The District Attorney of Luzerne County claims that prison records indicate the age of relator at the time of entry of the plea as being twenty years rather than eighteen. For the purpose of this decision, however, we view the discrepancy as immaterial.
The failure to provide counsel when none is requested or to advise a defendant that counsel will be assigned him upon request does not constitute, ipso facto, a denial of due process or other violation of a defendant’s constitutional rights in non-capital cases. Com. ex rel. McClinn v. Smith, 344 Pa. 41, 49, 24 A. 2d 1; Com. ex rel. Withers v. Ashe, 350 Pa. 493, 39 A. 2d 610; Com. ex rel. Townsend v. Burke, 361 Pa. 35, 39, 63 A. 2d 77; Com. ex rel. Berry v. Ashe, 167 Pa. Superior Ct. 171, 74 A. 2d 727; Com. ex rel. Hovis v. Ashe, 165 Pa. Superior Ct. 30, 67 A. 2d 770, affirmed 364 Pa. 81, 70 A. 2d 630, certiorari denied 339 U. S. 970, 70 S. Ct. 990, 94 L. Ed. 1378. Relator made no request for counsel.
The facts in Commonwealth ex rel. Popovich v. Claudy, supra, 170 Pa. Superior Ct. 482, 87 A. 2d 489, are so analogous to those in the present case as to render our decision in the Popovich case entirely controlling in the case at bar. In that case we held that the mere fact that the relator was youthful (17 years, 8 months), and the charge serious, at the time of entry of his uncounseled plea of guilty did not establish per se any element of unfairness or denial of due process in the proceedings resulting in his confinement. Equally applicable to the instant case is the statement in the Popovich case (p. 487 of 170 Pa. Superior Ct., p. 491 of 87 A. 2d) : “Nowhere does relator point out how he has been prejudiced or in what respect he suffered disadvantage or was handicapped in pleading to the indictments by reason of lack of counsel. Relator has not advanced, and from our own examination we cannot discover, any reason that would sustain a conclusion that the presence of counsel would have altered the disposition of his case.”

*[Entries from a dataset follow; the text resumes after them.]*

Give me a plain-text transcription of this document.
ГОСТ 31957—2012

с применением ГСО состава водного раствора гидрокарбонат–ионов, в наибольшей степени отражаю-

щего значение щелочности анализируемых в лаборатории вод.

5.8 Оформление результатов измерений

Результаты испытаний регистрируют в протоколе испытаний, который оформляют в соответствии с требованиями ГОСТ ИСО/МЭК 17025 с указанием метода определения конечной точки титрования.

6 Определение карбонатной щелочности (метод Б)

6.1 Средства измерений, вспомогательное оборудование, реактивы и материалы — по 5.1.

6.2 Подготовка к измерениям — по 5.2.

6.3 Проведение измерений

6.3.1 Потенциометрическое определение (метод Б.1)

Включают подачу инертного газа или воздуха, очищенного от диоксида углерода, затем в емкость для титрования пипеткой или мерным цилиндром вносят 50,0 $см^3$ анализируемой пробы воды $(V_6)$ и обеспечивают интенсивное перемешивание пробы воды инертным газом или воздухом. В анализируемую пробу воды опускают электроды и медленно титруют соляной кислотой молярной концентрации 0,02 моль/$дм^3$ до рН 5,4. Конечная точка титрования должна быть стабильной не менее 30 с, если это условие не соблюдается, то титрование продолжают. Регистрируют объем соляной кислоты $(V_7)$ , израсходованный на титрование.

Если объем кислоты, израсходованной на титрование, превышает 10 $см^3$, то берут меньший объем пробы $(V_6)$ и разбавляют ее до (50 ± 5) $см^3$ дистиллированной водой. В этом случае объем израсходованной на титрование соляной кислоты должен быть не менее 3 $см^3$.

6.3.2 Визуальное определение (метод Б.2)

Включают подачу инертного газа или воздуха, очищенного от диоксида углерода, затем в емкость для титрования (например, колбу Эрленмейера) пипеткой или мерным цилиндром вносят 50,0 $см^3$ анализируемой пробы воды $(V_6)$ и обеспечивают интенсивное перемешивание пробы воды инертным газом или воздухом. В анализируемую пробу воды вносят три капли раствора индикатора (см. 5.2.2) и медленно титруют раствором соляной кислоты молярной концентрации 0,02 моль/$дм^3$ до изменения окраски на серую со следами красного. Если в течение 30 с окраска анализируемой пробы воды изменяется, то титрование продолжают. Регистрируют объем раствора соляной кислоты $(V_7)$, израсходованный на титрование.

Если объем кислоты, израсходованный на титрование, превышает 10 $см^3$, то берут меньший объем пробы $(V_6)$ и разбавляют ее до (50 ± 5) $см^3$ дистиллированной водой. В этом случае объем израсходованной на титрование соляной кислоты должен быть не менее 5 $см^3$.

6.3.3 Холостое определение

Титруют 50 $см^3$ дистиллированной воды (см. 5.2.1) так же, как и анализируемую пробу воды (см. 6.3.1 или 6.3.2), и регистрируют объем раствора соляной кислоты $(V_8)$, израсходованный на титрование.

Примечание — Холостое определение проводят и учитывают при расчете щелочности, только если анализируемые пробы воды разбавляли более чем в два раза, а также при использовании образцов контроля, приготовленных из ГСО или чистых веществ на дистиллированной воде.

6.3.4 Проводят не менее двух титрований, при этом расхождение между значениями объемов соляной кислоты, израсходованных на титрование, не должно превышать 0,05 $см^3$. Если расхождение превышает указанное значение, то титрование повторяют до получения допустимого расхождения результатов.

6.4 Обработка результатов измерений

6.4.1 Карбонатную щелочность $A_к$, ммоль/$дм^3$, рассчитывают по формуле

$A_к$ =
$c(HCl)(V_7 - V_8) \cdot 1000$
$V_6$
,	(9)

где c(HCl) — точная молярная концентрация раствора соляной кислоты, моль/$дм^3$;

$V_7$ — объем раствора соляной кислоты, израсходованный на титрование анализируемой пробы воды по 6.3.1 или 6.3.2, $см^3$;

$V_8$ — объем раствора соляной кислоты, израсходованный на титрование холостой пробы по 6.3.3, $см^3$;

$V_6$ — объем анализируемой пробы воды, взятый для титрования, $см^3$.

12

Relator further contends that he may not be lawfully imprisoned after the expiration of a calendar period equal to the maximum legal sentence for the offense charged (in this case ten years; see Act of June 24, 1939, P. L. 872, §501, 18 PS §4501) dating from the effective date of the sentence. In other words he claims he should be credited with the time spent on parole. This contention has been answered in Com. ex rel. Brough v. Burke, 168 Pa. Superior Ct. 119, 78 A. 2d 25, wherein we held that under section 4 of the Adt of June 6, 1893, P. L. 326, 61 PS §523, a reformatory prisoner who violated his parole may be denied credit, in the discretion of the parole authorities, for the time spent on parole in the computation of the duration of his maximum sentence.
The order is affirmed.
Amended by Act of June 30, 1951, P. h. 973, §3.